Another example of a catchy blog widget is borrowed from AllTopStartups – an online magazine for entrepreneurs.
Just like in the case with WordStream, it entices readers to subscribe by offering an ebook relevant to their audience. And in both cases to receive the promised piece of content, you’ll need to enter an email address. Though instead of the exit-intent trigger, AllTopStartups uses a welcome popup which is displayed as soon as you land on the website.
There is no way to tell which strategy will work better for you. To figure it out, you’ll probably need to run an A/B test where 50% of the audience will see a welcome popup, and the other 50% – an exit-intent popup. Both options, however, are a surefire way to deliver a message to your website visitors and improve bounce rate if that’s what you’re struggling with.
Notify visitors about new or related blog posts
Blog widgets can be used for promoting specific pages and articles. Below is an example of a floating notification bar that can be placed sitewide whenever you have a new blog post published.

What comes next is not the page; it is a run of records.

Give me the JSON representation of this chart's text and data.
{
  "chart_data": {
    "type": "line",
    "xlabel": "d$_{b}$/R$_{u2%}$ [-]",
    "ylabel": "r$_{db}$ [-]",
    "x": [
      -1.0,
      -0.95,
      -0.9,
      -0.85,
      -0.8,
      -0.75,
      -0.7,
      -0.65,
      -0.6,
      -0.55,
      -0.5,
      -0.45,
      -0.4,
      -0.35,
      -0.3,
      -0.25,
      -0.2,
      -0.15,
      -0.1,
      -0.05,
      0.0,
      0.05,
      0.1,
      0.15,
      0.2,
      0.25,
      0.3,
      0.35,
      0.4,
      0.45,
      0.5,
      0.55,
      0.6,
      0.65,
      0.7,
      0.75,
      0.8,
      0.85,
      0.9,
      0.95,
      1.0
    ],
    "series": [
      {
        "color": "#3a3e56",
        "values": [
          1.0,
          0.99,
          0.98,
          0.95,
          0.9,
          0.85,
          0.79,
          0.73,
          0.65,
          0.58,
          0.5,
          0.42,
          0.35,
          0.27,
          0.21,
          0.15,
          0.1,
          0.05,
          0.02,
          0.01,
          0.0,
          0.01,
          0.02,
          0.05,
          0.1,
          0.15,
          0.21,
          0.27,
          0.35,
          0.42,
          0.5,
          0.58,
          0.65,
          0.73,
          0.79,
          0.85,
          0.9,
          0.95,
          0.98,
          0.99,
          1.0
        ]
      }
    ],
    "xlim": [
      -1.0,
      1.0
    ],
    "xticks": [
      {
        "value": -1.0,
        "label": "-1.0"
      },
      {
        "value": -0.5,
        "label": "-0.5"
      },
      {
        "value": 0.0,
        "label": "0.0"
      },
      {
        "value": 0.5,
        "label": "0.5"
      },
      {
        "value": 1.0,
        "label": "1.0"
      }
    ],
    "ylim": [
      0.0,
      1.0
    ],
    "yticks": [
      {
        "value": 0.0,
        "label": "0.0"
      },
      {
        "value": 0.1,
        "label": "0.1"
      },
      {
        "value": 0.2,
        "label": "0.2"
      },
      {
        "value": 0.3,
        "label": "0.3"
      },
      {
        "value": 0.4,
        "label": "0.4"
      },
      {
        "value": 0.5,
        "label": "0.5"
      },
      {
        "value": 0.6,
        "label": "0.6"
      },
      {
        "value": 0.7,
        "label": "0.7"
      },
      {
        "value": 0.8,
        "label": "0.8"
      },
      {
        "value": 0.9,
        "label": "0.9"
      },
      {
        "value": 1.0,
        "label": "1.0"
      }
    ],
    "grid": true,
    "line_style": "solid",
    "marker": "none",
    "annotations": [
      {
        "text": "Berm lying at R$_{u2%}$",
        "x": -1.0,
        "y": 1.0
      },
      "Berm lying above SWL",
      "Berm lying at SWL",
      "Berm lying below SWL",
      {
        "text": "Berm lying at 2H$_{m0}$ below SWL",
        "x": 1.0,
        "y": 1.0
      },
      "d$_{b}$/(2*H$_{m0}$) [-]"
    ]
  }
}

Here is another idea: you can create contextual popups for the blog posts gaining the most traffic and use them to drive readers to less popular articles – just like illustrated below.
To replicate this slide-in, you’ll need to tailor the copy and the call-to-action based on the articles you lead to and insert their URLs to the Primary button action field on the Actions tab when creating a widget. We also recommend setting a time-based or a scroll-based trigger and only displaying the popup to the engaged readers. Otherwise, it would be unreasonable to invite someone to read another post when they’ve just started with the current one.
When standard blog widgets fail short, popups may come to the rescue. And with GetSiteControl, it goes far beyond email subscription boxes. Consider adding a poll popup and ask your readers to vote for the best post ideas or place an exit-intent survey to ask why they are leaving. Explore targeting settings to increase conversions and run split tests to find out what works for your audience.